Computer-aided methods are commonly employed for describing and analyzing the geometry of objects to be modeled and/or manufactured. While the descriptions of such objects are often generated within a computational solid modeling environment, it is also common to attempt to "import" an existing physical object into the solid modeling environment. For example, a visualization may be desired that incorporates a physical object in a computer-generated scene, or a solid model of an existing physical object may be desired to enable reproduction of the object using computer-aided manufacturing techniques. Representing the object within the solid modeling environment also allows computer-aided modifications to be performed. For example, scale models and mirror images of existing parts can be produced, and other solid modeling operations can be performed to add, remove, or modify features.
Importing the object into the modeling environment corresponds to creating a representation within the modeling environment, which corresponds to the object to be imported. This importing procedure often occurs in two steps. A collection of data points on the surface of the object is obtained (often by employing some form of scanning or coordinate measurement technology), and a solid model is constructed to fit the data. Due to the nature of many scanning devices, the surface point data are often arranged in layers or slices, and associated with each data point is an indication of the side of the point on which the object lies. This direction indication may be provided by a measurement of the surface normal at the data point or deduced from the location of the scanning device or proximal data points.
Prior art reconstruction algorithms can be broadly categorized into either surface reconstruction schemes or volume reconstruction schemes. Surface reconstruction schemes produce a surface model, usually a polygonal mesh, that closely approximates the data. One of the disadvantages of surface representation schemes is that they typically require such massive amounts of data for the vertices, edges, and faces that the storage, transmission, and modeling operations using that data become relatively expensive. Volume reconstruction schemes generate models that can be stored as a collection of primitives that are combined to produce the reconstructed object. An advantage of the volume reconstruction approach is that it produces a solid model that can easily be used or combined with other solid models to create more sophisticated shapes. The number of primitives is usually much smaller than the number of data points so that data compression is achieved and less data storage is required than in the surface reconstruction schemes.
Early reconstruction schemes involved connecting polyline planar contours to produce polygonal surface mosaics. Others have surveyed existing algorithms for cross-sectional surface reconstruction, provided a testbed for evaluating these techniques, and presented improvements on the initial divide-and-conquer approach. All of these prior art algorithms require that vertices forming one layer be paired with vertices on adjacent layers to determine the surface connectivity. One prior art technique employs smooth surface representations based on subdivision to reconstruct models from scattered range data. This procedure effectively produces accurate surface models from dense data, but the computations required are expensive (time consuming even on powerful computers). Another scheme involves the pruning of Delaunay tetrahedra to handle general topologies. This second approach generates the volume of the object (rather than just its surface) as a collection of tetrahedra. Attempts to reconstruct volumetric shape descriptions using implicit functions include a nonlinear least squares minimization method that produces superquadric models, a method for reconstructing superquadric models from laser range finder data, and a "blobby" approach in which a single initial primitive is repeatedly subdivided and optimized to produce an implicit function that approximates the data.

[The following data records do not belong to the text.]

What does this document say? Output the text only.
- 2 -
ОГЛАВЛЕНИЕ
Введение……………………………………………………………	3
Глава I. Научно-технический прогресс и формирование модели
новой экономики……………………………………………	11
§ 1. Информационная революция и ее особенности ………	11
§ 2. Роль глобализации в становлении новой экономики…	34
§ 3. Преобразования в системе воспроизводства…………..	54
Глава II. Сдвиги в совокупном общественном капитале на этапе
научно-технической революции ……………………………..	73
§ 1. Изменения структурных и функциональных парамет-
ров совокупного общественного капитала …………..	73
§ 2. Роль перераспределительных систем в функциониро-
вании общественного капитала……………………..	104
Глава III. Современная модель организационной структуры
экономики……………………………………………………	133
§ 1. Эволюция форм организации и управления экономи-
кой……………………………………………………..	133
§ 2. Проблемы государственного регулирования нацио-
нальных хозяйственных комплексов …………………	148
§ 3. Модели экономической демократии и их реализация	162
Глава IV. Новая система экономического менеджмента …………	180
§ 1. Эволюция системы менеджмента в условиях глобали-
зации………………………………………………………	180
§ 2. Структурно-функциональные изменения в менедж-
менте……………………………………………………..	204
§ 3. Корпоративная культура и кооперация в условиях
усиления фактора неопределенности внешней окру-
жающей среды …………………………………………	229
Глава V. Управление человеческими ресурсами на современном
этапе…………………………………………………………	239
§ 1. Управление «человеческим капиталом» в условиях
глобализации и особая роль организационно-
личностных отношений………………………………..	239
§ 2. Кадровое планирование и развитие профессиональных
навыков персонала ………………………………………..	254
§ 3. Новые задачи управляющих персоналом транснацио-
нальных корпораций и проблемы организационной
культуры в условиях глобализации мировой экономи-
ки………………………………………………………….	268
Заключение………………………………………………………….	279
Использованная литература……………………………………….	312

The methods that connect the points in a data layer to form surfaces run into difficulties determining how to connect points on one layer to those on adjacent layers. The problem of determining this point-to-point correspondence between layers becomes greater with an increasing size of the data set, since the prior art techniques don't scale well and often require human intervention to resolve difficult cases. The task of connecting the points properly between adjacent layers becomes especially problematic when the layers have different topology (different numbers of connected components and/or holes). The use of Delaunay tetrahedra to approximate the volume and establish data connectivity provides a partial solution to the problem; however, the method produces tetrahedral solids that cannot accurately represent objects with smooth surfaces, and the high probability of geometric degeneracy makes Delaunay triangulation of layered data sets problematic. Other methods are limited to superquadric surfaces and require independent knowledge of the surface topology. The blobby approach is computationally expensive, may fail on certain classes of data, and is not well suited to reconstructing objects with sharp edges. Each of the methods listed above is not appropriate for dealing with layered data. Still another prior art approach employs range data to produce a probabilistic spatial occupancy model.
A technique that is an extension of the method using Delaunay tetrahedra to approximate the layered volume of an object and to establish data connectivity between layers solves the above noted problems with the prior art. Clearly, it would be desirable to automatically determine the necessary connectivity information, both for data within a single layer and between adjacent layers, and to construct a corresponding representation in the form of an implicit function possessing a level set that lies close to the data points representing the object.